Jo was used to treating dozens, even hundreds of men on one shift, and practice had made her too efficient. Long before she was ready, the five patients’ needs had been taken care of and Jonesy had handed arou
nd some meager rations. There was nothing left but her surgery patient. Every inch of her—her training, her common sense—cried out in protest that she could not put her patient at risk like this. Yet avoiding one risk would only bring on another, even greater one. She would have to try to talk to Grandpa, to gauge how severe his mental shock was, to see if there was any chance of the surgery succeeding.

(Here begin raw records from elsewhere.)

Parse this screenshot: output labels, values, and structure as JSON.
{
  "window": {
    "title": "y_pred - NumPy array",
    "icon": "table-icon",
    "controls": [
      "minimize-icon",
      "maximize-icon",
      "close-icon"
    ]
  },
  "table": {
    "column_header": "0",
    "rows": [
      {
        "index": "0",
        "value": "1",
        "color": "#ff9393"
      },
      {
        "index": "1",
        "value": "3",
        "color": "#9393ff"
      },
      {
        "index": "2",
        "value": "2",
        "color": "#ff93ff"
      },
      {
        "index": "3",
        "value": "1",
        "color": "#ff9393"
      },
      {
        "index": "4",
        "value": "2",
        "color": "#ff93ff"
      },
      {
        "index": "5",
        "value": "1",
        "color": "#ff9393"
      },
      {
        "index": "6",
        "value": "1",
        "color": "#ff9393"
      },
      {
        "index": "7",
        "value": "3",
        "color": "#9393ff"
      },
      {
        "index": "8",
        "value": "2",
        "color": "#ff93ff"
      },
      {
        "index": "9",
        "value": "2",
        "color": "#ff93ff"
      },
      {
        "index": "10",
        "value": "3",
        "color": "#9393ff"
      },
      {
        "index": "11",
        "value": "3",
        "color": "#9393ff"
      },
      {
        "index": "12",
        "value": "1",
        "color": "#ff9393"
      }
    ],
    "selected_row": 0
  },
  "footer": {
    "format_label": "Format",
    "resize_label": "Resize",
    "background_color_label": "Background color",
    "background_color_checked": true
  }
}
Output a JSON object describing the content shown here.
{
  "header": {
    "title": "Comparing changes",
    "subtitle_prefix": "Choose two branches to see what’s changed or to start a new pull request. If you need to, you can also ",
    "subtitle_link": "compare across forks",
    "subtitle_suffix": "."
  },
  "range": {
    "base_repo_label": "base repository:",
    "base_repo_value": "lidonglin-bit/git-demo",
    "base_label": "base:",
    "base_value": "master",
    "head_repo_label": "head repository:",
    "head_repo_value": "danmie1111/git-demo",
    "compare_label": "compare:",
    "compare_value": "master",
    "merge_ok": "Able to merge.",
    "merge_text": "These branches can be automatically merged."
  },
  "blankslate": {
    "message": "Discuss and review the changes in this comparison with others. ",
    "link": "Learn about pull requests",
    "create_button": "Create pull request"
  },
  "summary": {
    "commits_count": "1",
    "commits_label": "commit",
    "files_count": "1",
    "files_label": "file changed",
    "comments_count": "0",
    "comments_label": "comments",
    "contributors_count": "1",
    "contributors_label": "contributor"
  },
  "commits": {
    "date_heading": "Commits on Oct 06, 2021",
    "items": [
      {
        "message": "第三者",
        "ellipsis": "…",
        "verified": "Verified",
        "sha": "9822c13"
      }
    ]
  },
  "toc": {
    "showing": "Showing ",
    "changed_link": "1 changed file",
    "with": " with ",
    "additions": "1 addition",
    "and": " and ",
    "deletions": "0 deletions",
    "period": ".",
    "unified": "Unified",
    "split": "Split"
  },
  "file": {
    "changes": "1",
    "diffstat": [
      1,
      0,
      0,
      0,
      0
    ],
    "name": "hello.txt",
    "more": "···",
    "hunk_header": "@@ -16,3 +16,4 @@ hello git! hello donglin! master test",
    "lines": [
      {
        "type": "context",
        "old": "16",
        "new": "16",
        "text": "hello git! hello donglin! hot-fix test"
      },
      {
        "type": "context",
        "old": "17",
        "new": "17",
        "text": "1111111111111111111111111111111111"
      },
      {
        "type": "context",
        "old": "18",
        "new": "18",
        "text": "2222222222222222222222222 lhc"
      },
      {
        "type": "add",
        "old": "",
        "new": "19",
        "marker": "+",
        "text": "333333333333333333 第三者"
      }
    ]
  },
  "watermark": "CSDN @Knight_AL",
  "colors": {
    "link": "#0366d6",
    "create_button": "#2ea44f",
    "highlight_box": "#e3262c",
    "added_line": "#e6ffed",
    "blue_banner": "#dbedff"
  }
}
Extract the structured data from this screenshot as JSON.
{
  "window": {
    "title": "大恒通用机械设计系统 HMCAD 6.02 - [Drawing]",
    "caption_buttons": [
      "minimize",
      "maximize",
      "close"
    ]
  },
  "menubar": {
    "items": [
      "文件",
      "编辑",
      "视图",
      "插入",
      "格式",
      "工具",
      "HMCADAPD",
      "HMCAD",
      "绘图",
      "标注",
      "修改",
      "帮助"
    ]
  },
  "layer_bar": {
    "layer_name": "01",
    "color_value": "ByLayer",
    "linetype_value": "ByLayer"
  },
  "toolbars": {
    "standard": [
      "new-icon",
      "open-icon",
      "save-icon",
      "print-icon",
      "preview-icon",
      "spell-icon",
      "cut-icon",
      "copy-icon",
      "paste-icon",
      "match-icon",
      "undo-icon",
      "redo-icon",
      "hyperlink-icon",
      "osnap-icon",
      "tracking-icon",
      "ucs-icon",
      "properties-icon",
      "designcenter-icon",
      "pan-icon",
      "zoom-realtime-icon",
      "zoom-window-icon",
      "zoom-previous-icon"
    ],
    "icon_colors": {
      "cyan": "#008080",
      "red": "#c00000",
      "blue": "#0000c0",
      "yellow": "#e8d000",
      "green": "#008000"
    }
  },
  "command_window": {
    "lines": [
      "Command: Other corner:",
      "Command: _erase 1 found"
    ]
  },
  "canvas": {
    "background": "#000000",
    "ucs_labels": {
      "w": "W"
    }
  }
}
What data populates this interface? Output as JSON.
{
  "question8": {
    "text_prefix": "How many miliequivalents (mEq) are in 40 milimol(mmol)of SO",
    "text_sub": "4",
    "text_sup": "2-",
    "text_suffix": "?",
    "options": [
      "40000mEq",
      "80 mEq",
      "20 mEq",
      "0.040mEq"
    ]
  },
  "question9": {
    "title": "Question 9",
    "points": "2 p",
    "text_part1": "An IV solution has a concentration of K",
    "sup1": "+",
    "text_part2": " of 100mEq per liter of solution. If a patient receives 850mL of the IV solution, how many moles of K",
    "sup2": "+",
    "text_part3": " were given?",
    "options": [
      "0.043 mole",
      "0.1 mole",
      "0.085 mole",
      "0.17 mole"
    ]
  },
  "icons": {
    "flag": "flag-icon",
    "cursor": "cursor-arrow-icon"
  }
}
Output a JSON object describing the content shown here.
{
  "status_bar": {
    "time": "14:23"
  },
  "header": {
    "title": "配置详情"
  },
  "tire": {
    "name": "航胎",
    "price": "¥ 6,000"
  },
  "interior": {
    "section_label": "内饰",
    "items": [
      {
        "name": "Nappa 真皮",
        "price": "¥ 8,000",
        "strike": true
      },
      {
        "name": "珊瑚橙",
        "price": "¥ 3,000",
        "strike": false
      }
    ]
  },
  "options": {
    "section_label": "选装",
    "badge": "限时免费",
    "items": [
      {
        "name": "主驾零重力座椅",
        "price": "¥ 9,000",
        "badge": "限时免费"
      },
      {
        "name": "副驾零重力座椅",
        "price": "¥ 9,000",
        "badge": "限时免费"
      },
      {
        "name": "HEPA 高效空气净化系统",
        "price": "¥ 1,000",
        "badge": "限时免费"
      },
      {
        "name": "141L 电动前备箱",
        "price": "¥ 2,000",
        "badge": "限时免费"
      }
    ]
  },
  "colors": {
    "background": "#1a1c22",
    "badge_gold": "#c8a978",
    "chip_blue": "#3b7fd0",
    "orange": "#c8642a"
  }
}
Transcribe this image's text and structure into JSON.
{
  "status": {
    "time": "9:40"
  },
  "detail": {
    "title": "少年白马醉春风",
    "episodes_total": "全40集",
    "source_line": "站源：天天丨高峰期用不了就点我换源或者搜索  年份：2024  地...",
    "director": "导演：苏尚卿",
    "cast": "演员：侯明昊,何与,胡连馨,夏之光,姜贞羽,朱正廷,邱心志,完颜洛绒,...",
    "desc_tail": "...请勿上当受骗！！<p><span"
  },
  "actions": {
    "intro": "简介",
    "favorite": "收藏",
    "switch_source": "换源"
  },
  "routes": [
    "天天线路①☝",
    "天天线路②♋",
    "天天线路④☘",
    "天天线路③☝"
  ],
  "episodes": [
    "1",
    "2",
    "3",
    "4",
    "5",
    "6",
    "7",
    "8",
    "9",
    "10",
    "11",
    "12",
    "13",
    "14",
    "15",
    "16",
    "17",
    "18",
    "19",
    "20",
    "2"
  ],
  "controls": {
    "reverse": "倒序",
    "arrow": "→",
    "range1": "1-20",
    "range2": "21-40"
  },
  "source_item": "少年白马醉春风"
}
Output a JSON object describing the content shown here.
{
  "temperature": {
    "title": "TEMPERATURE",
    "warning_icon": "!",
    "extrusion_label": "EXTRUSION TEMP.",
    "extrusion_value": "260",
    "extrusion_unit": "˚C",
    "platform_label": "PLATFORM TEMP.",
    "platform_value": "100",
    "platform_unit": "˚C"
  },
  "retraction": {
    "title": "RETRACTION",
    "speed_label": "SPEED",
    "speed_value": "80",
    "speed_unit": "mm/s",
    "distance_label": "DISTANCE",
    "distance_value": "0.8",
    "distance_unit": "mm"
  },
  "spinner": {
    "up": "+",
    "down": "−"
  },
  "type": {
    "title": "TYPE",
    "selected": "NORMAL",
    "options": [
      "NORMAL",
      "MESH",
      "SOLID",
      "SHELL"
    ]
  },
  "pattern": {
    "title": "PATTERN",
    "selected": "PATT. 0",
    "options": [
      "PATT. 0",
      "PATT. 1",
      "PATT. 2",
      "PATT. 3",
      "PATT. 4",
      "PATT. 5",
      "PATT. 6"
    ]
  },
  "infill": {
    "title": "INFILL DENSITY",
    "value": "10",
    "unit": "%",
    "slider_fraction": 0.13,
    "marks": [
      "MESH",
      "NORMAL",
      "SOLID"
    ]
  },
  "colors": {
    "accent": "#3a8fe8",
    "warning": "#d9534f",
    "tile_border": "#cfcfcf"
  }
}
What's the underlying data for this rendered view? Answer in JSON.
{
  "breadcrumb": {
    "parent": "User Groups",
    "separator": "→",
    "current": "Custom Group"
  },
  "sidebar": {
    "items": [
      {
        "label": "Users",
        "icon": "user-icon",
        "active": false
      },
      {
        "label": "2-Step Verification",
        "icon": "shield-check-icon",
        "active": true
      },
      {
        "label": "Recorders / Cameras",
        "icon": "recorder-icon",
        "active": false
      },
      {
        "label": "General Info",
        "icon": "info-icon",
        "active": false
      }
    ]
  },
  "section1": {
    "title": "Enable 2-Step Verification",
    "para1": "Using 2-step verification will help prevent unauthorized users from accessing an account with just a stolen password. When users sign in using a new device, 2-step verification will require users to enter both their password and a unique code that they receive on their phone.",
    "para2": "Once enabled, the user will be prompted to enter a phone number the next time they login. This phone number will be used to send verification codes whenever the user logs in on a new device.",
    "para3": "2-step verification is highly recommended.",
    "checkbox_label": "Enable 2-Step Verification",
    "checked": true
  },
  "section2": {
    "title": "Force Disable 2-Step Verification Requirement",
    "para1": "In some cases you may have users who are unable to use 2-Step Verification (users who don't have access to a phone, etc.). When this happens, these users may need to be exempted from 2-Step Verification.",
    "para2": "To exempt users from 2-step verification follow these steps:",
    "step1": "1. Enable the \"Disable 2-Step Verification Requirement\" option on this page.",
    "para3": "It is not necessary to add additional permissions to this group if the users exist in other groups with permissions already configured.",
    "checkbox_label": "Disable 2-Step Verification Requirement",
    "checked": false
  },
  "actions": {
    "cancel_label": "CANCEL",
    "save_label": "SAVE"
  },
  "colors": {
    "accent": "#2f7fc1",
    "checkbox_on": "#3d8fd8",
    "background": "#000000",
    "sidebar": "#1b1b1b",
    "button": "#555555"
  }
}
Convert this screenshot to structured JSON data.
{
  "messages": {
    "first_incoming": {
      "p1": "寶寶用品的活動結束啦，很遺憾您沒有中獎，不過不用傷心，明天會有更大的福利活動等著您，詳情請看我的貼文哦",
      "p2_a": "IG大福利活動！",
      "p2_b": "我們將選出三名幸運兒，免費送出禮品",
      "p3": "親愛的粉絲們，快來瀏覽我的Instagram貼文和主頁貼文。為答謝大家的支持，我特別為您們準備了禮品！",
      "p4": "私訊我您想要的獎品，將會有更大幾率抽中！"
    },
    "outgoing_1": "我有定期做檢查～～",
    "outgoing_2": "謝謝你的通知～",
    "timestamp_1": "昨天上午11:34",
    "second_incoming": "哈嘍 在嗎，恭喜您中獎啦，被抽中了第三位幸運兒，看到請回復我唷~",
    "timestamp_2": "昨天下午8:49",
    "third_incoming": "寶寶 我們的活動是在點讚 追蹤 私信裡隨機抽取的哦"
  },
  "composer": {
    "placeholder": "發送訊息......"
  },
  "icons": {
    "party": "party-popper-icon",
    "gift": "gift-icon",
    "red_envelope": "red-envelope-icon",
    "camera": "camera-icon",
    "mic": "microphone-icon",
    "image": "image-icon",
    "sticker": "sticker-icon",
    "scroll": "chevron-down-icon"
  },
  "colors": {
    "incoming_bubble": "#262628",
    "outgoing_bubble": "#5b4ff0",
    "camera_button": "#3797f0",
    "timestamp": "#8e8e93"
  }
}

At one corner of the tent, the nurses had set up three sheets—“three sheets to the wind,” Queenie had always quipped, grinning wickedly. One was clamped to the ceiling of the tent—just like the sheets that used to hang over each operating table—and the other two were hanging down at right angles, making a little enclosure—the “nurses’ office,” they used to call it, though it looked more like a changing room in a thrift store. Here they could talk briefly, away from the patients and doctors, discuss their schedules, give advice on difficult cases. More practically, in a world with no privacy, here was a place they could duck into for a moment—to curse under their breath, say a quiet prayer, adjust a falling brassiere strap—before walking back out, ready for whatever faced them. Now Grandpa sat in their inner sanctum, on the huge packing cases Jo had slept on fitfully the night before. He was kicking his heels against the green metal boxes like a boy at a soda shop counter. Jo tried to swallow and stood in front of him, unsure of how to begin.
“Is the major ready for surgery, miss?”